AVR32 is just the first example we have found that needs this.

> If we do chunked reads (read_from_address followed by read) we
> can't know in advance when the last one will be sent. I'm guessing that the
> read functions need another parameter (ack_last_byte).

Yuck!  Why would you want to read half a response?

> After an EEPROM receives the data to
> write it needs some time to write it, during this time it will not be
> accesible and it will not ACK its device address.
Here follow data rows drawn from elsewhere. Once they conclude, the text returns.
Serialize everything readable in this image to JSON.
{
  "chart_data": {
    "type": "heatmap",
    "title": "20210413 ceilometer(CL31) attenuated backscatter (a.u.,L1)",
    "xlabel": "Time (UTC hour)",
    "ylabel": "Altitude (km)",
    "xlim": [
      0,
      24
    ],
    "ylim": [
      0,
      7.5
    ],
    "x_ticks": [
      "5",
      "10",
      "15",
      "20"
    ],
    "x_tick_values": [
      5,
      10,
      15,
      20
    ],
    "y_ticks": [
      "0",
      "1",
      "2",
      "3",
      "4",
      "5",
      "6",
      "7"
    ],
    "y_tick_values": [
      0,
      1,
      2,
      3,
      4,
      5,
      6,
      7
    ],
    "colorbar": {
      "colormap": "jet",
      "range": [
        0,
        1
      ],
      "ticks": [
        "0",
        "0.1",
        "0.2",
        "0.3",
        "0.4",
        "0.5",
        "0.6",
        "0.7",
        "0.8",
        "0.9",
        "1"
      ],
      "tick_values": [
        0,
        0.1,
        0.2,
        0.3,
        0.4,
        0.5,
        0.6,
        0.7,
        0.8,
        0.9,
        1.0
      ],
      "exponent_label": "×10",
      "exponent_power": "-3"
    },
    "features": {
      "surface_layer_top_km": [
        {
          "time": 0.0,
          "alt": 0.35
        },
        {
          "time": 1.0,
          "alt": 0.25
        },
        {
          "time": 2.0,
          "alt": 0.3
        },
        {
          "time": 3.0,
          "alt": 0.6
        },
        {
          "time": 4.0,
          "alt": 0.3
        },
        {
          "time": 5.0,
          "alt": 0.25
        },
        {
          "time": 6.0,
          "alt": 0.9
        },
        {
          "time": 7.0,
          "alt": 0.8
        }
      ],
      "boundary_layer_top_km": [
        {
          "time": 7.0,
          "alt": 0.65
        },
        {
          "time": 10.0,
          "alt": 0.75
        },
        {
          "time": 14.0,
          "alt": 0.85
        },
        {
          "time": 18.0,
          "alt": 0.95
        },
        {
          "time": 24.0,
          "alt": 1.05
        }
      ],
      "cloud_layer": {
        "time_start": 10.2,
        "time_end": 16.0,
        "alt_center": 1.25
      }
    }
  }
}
Hmm.  Well, once you define the eeprom-reading and eeprom-writing
functions in Lua on top of the I2C module, you can move the check
there.  Assuming you have already probed for the presence of the
EEPROM, one idea is something like:
I'm also assuming the new i2c.send takes the same mutiple data
parameters as i2c.write

-- read data from eeprom with 16-bit address sent high byte first.
function i2c.eeprom.read( id, slave, mem_addr, nbytes )
 -- i2c.send: assuming nil means failure and some integer means the
number of bytes written
 repeat until i2c.send( id, slave, false, msb( mem_addr ), lsb( mem_addr ) )
 -- i2c.recv: assuming nil means failure, otherwise a string of the
data received
 return i2c.recv( id, slave, true, nbytes )
end

function i2c.eeprom.write( id, slave, mem_addr, data )
 repeat
   result = i2c.send( id, slave, true, msb( mem_addr ), lsb( mem_addr ), data )
 until result
 -- How many of the data bytes were written?
 if result < 2
   return nil
 else
   return result - 2
 fi
end

Again, the fact that these are in Lua reflects the fact that the
EEPROM data format is not part of I2C.  It's just one device that
happens to fill the I2C data with a 16-bit address in high-byte then
low-byte order, followed by the data to write to EEPROM.

My own problem with i2c.probe(id, address) is that AVR32 cannot send
empty data packets.

Do you happen to know what an I2C EEPROM does if you send it a single
0 byte (just the MSB of the memory address).
Ignores it, I hope; the spec doesn't say.